Gar nicht so brav
Der chinesische Nobelpreisträger Mo Yan wird oft als Staatsdichter kritisiert. In seinem neu auf Deutsch erschienenen Roman «Frösche» greift er allerdings die Ein-Kind-Politik und Zwangsabtreibungen an.

Eine Abtreibungsärztin als Hauptfigur eines Romans dürfte eine Neuheit in der Literatur sein. In seinem 2009 erschienenen Buch «Frösche» thematisiert Mo Yan die Folgen der staatlichen Ein-Kind-Politik für die Landbevölkerung. Vier Jahre später liegt nun auch die deutschsprachige Übersetzung des Romans vor.
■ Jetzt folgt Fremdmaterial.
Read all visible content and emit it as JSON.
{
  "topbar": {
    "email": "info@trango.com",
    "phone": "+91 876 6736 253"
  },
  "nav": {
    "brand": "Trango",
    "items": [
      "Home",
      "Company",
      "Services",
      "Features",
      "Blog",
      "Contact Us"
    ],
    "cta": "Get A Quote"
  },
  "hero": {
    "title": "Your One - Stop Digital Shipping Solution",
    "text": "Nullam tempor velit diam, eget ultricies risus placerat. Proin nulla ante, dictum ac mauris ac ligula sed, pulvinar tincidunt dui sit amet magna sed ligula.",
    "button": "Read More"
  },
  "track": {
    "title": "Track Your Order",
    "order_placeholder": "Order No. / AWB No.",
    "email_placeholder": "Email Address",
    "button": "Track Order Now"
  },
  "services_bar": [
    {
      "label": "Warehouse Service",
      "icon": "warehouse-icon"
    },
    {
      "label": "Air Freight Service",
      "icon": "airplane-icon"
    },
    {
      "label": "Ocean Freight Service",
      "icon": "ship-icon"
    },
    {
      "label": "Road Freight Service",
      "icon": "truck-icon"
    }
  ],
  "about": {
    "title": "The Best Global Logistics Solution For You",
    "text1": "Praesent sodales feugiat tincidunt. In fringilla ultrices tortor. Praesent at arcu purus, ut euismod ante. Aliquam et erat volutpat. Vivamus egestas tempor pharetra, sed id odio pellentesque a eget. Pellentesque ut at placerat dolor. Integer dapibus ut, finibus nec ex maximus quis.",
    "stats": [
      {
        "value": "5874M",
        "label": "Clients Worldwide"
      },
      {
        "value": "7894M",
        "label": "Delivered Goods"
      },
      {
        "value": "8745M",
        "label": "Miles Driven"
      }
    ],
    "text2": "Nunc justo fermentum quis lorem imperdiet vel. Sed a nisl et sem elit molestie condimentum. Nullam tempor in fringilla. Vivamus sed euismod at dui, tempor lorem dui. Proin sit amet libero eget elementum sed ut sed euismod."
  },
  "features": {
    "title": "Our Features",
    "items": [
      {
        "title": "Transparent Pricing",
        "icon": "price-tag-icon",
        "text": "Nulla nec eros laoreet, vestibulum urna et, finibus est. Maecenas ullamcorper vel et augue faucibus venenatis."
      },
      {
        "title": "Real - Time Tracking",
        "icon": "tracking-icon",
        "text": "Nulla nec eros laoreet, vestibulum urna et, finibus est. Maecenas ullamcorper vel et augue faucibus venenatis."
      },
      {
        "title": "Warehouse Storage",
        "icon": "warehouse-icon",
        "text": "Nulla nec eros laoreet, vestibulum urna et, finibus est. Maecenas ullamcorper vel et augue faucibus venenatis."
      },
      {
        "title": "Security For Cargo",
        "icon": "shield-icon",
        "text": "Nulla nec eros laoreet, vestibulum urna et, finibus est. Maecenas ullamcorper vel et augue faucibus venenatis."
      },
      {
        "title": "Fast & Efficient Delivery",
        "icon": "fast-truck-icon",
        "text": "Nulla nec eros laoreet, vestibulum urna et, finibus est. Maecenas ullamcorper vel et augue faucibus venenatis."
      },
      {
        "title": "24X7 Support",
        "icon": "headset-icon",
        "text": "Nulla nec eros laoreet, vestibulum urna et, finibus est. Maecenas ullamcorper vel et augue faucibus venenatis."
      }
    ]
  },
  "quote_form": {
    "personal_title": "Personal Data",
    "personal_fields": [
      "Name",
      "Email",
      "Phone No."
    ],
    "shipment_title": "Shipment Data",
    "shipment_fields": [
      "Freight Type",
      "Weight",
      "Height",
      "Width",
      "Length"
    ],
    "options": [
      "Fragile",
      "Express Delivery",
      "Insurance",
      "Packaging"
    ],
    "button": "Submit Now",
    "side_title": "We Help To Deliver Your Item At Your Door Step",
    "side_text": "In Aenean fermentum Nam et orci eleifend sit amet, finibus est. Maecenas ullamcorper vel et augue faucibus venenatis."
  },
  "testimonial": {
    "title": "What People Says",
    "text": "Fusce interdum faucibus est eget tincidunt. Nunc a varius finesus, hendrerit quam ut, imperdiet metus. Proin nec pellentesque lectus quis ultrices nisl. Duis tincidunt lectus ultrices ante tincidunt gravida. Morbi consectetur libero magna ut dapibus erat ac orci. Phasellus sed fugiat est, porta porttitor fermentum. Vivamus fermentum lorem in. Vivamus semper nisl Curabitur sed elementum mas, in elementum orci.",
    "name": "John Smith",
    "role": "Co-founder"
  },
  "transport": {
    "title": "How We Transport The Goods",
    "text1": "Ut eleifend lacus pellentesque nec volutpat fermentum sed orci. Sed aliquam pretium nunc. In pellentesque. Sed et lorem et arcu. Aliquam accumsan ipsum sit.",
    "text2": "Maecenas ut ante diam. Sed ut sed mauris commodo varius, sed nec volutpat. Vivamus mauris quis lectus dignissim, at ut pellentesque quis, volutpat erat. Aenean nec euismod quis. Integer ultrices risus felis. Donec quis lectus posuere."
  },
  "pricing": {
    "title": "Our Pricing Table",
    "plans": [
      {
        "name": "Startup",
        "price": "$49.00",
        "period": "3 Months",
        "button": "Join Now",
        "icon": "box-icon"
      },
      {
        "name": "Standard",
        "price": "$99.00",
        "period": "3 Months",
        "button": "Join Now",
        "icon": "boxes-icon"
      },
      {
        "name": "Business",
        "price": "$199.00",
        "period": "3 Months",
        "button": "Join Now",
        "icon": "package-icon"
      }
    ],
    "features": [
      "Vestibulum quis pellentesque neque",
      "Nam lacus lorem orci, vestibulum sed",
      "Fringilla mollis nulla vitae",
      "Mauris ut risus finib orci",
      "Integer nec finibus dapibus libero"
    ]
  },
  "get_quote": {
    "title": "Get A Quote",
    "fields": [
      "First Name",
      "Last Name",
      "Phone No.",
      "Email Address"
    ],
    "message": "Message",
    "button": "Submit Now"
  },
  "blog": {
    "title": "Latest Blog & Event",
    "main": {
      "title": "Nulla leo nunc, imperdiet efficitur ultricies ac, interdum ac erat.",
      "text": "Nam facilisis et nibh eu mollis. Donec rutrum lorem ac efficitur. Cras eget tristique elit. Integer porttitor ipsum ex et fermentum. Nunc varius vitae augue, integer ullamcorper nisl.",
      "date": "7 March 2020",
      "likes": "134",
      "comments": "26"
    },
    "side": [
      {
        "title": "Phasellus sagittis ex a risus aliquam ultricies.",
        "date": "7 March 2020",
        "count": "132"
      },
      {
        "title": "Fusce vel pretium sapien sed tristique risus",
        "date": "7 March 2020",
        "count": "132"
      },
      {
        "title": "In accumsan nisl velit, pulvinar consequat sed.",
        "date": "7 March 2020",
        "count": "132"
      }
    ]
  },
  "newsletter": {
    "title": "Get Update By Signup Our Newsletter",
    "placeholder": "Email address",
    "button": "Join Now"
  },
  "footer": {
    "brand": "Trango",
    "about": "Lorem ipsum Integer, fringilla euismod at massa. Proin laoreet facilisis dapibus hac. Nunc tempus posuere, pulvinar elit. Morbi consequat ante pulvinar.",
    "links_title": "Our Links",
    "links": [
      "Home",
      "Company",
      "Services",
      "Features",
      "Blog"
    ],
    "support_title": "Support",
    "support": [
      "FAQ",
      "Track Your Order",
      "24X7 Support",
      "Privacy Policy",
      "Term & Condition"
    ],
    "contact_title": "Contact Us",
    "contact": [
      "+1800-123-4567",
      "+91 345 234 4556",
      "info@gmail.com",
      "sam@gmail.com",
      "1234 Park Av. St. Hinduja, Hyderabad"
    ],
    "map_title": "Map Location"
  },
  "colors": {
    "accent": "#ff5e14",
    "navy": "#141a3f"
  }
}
«Frösche» ist einerseits ein für die Verhältnisse der chinesischen Zensur sehr offenes Buch über das blutige Geschäft der Zwangsabtreibungen - und andererseits ein Versuch der Selbstrechtfertigung. «Wenn andere sich eines Verbrechens schuldig machen, bin ich mitschuldig», schreibt Mo Yan. Literatur ist in China seit Urzeiten ein politisches Unterfangen, und «Frösche» ist ein politisches Buch, wie es Mo Yan selbst in seinem Nachwort anspricht. Die Werke chinesischer Autoren werden sowohl in China selbst als auch im Ausland einer doppelten Kritik unterzogen: der politischen und der literarischen. Die chinesische Literaturszene verlange von den Schriftstellern, heikle Themen anzusprechen - «aber wenn der Autor sich heiklen Fragen widmet, ist er der Kritik ausgesetzt, und man rügt ihn der Liebedienerei gegenüber dem Westen», benennt Mo Yan das Dilemma.
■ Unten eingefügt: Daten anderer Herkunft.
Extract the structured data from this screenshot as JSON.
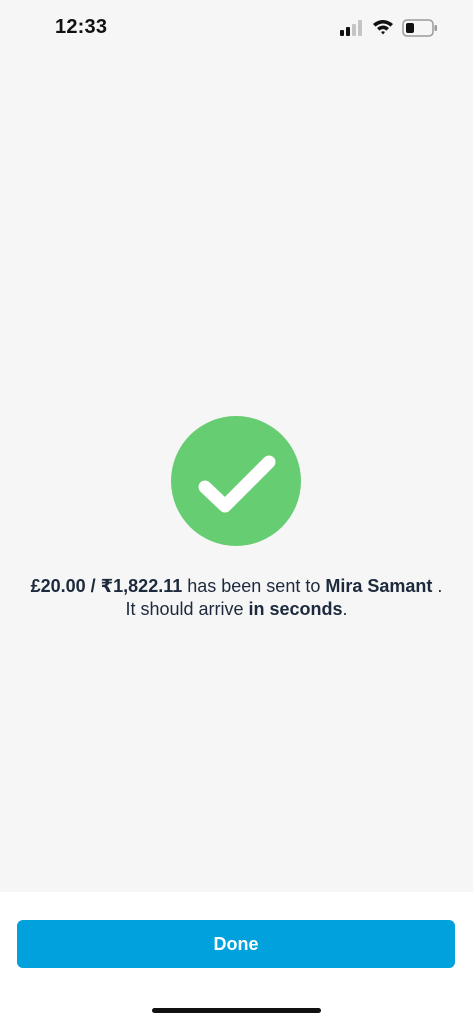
{
  "status_bar": {
    "time": "12:33",
    "icons": [
      "cellular-signal-icon",
      "wifi-icon",
      "battery-icon"
    ]
  },
  "success": {
    "icon": "checkmark-icon",
    "icon_color": "#66cd72",
    "amount": "£20.00 / ₹1,822.11",
    "text_sent_to": " has been sent to ",
    "recipient": "Mira Samant",
    "text_arrive": " . It should arrive ",
    "arrival": "in seconds",
    "text_end": "."
  },
  "footer": {
    "done_label": "Done",
    "button_color": "#00a1dc"
  }
}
Westliche Kritiker wiederum ordnen Literaten, die sich mit der Partei arrangieren, gern in die Ecke der Hofdichter ein. Der 57-Jährige gibt zu, dass er Kontroversen lange aus dem Weg ging.
Nicht übersetzbares Wortspiel
Hauptfigur des neuen Buches von Mo Yan ist die Frauenärztin Gugu, eine Modellkommunistin. Sie beginnt ihre Laufbahn als Geburtshelferin, die den Kampf gegen die abergläubischen Quacksalberinnen aufnimmt, die früher auf dem Land in China für ungezählte Todesfälle bei Geburten verantwortlich waren.
Gugu entwickelt sich zur desillusionierten Abtreibungsärztin. Diese hat ein reales Vorbild in einer Tante Mo Yans. Und auch sonst hat die Geschichte einen autobiografischen Hintergrund: «Ich habe, um meiner eigenen Zukunft willen, meine Frau zu einer Abtreibung gedrängt», sagte der frühere Berufsoffizier: «Ich bin schuldig.» Der Titel «Frösche» basiert auf einem nicht übersetzbaren chinesischen Wortspiel: «Frosch» - wa - ist im Chinesischen ein vieldeutiger Begriff: Ein gleichlautendes Wort bedeutet Säugling, Puppe und auch die Schöpfungsgöttin Nü-Wa. So schwingt im Begriff des Säuglings etwas von einem Frosch mit.
Promi-Bonus bei den Zensoren?
Gugu ist kein Name, sondern bedeutet zu Deutsch «Tante väterlicherseits». Insofern ist Gugu nicht nur eine individuelle Romanfigur; sondern ein Typus, der über das Einzelschicksal hinausweist. Sie verkörpert den Typus der scheiternden Idealistin.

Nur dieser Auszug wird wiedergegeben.